Sin duda, las presiones para que C’s levante el “veto” al PSOE, y para que a su vez, la dirección del PSOE se desprenda de la presión de la militancia que no desea un acuerdo con este partido, se van a recrudecer en los próximos días, a propósito de la posibilidad que C’s impida en algunas comunidades donde ha ganado el PSOE que éste gobierne, al establecer pactos con el PP y Vox. Pero independientemente de las combinaciones que puedan darse.

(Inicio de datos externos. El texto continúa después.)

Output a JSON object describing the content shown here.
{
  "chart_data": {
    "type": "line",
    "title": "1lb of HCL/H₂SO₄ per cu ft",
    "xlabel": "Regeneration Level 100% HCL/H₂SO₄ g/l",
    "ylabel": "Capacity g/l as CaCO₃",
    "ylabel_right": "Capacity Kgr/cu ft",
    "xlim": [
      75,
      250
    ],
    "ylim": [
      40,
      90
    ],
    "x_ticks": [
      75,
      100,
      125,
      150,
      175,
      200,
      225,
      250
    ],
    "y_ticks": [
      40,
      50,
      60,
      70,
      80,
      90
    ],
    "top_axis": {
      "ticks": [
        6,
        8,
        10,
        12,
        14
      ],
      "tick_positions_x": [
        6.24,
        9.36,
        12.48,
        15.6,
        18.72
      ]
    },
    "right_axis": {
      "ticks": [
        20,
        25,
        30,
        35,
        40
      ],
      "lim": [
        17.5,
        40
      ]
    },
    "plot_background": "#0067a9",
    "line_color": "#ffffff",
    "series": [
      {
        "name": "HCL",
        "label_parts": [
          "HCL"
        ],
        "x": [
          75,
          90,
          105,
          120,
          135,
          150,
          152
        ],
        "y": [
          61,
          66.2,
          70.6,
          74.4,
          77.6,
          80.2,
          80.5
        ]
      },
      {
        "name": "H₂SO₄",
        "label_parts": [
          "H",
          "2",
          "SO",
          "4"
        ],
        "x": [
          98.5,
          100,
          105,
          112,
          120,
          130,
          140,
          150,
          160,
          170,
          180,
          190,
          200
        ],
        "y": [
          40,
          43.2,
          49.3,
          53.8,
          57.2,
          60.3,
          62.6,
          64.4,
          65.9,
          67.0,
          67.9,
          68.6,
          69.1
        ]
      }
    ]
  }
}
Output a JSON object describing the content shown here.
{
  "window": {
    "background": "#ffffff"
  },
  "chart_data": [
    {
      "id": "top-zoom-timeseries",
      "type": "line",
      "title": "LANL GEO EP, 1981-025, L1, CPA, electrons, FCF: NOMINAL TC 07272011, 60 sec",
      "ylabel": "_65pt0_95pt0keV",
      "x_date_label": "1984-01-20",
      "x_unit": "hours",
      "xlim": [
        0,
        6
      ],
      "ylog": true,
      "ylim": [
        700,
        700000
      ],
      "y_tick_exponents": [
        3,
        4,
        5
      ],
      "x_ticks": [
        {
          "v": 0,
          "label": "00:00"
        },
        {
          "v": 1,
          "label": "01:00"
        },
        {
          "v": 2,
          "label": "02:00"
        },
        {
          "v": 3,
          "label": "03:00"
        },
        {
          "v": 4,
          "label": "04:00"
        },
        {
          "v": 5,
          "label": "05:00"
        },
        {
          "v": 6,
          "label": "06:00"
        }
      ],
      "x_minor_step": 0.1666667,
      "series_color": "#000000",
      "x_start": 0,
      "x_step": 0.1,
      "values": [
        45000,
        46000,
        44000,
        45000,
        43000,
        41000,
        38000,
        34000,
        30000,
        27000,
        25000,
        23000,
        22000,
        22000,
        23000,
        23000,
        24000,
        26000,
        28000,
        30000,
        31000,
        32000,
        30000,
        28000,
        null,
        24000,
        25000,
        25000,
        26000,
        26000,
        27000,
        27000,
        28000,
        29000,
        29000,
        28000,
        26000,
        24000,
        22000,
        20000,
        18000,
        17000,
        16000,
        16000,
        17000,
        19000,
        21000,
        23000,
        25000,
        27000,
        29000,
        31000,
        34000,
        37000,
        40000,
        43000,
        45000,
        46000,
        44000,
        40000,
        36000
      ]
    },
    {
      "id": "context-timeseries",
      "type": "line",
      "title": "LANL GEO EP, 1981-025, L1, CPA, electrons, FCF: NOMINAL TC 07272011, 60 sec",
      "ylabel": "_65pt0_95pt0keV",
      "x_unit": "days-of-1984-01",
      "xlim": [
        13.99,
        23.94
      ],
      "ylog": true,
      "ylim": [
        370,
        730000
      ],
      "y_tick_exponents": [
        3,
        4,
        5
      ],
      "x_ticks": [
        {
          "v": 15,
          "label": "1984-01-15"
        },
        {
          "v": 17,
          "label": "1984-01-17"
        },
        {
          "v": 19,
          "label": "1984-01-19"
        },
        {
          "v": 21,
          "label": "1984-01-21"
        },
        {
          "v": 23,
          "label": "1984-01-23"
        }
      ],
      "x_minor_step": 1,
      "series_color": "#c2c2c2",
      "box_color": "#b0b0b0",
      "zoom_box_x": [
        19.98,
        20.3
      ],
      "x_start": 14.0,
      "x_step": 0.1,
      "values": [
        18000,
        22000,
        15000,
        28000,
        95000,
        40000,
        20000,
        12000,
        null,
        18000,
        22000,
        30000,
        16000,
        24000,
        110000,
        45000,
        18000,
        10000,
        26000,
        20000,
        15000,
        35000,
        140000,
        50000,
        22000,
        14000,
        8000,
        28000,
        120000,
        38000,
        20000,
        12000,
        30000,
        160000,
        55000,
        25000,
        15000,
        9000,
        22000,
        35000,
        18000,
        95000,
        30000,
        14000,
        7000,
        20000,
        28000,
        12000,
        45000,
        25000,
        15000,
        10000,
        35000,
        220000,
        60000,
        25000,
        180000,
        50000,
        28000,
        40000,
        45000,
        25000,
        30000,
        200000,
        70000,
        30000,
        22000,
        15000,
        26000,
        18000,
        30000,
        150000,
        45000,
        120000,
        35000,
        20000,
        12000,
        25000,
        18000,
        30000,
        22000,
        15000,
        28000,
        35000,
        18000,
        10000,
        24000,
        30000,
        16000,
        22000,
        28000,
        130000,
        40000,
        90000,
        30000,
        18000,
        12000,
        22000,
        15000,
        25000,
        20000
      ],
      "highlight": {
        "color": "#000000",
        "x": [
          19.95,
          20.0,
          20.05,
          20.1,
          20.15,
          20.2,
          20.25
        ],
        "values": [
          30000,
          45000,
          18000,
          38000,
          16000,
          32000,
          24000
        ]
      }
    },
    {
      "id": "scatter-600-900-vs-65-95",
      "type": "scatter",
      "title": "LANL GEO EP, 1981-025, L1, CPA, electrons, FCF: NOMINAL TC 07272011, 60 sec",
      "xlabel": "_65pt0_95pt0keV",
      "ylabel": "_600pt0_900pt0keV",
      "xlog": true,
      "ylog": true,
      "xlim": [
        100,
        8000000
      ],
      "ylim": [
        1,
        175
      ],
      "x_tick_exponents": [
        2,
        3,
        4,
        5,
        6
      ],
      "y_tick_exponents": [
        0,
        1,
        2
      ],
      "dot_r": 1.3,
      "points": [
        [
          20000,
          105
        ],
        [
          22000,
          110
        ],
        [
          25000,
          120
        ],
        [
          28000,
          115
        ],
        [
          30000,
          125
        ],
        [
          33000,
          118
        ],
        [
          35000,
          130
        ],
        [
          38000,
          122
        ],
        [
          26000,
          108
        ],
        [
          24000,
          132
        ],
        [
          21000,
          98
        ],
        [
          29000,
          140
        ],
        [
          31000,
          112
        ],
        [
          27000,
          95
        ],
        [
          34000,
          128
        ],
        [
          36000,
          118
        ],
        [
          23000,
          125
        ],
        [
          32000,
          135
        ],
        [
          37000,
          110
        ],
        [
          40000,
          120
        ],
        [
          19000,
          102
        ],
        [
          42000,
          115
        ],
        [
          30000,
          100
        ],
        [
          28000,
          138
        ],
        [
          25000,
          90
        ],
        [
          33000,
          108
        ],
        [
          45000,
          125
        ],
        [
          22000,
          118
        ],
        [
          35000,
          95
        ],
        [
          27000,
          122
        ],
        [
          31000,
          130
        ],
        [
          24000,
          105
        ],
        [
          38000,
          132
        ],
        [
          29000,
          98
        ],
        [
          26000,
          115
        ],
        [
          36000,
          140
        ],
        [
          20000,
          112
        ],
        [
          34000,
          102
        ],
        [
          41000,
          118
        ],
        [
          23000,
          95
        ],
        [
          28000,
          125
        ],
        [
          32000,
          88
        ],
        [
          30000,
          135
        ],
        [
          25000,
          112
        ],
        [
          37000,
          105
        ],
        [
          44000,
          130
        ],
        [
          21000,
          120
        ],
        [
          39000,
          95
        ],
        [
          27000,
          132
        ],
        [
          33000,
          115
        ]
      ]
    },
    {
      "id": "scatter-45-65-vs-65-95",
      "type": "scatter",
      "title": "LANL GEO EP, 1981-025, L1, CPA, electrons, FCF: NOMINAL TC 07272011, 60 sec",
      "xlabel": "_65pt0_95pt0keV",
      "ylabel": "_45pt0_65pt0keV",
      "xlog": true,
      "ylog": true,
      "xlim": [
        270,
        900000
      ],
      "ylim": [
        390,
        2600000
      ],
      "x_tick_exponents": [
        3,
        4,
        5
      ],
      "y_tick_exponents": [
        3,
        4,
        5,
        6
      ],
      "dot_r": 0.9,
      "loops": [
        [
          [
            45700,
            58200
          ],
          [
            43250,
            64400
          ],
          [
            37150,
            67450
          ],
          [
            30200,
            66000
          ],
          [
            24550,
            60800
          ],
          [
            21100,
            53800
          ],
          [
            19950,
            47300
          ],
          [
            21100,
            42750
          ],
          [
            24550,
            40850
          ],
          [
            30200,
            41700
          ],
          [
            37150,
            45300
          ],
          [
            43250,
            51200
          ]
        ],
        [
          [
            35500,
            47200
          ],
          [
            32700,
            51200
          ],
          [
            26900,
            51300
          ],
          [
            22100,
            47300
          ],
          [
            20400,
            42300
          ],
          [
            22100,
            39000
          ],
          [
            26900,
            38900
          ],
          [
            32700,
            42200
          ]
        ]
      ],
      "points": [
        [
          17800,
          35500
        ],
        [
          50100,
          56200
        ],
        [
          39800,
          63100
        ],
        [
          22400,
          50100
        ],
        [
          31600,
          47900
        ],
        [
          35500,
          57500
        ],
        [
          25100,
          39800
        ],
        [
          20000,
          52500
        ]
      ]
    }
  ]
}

¿Qué se desprende de los resultados?

Hay una mayoría de izquierda en las Cortes. También en la mayoría de ayuntamientos y comunidades. Ya no hay excusas para seguir manteniendo el legado del PP, lo cual implica proceder a la derogación de las reformas laborales y de pensiones, la LOMCE, la ley Mordaza, el decreto 3+2. Nadie entendería que existiendo esta mayoría no se hiciera, aunque el gobierno en funciones sigue emitiendo mensajes ambiguos al respecto, cuando no directamente contradictorios, como las medidas contenidas en el Plan Nacional de Reformas enviado a Bruselas. Tampoco hay excusas para no acometer y solucionar de manera democrática la aspiración de buena parte del pueblo de Catalunya que quiere poder decidir y liberar a los presos republicanos catalanes.

Naturalmente, todo paso que dé el gobierno en el sentido de satisfacer las aspiraciones de la mayoría social va a ser saludado y encontrará la simpatía de los trabajadores. Pero sin lugar a dudas también va encontrar la oposición de la Monarquía y las instituciones del capital financiero. Lo que de nuevo va a plantear como único camino la lucha por la República.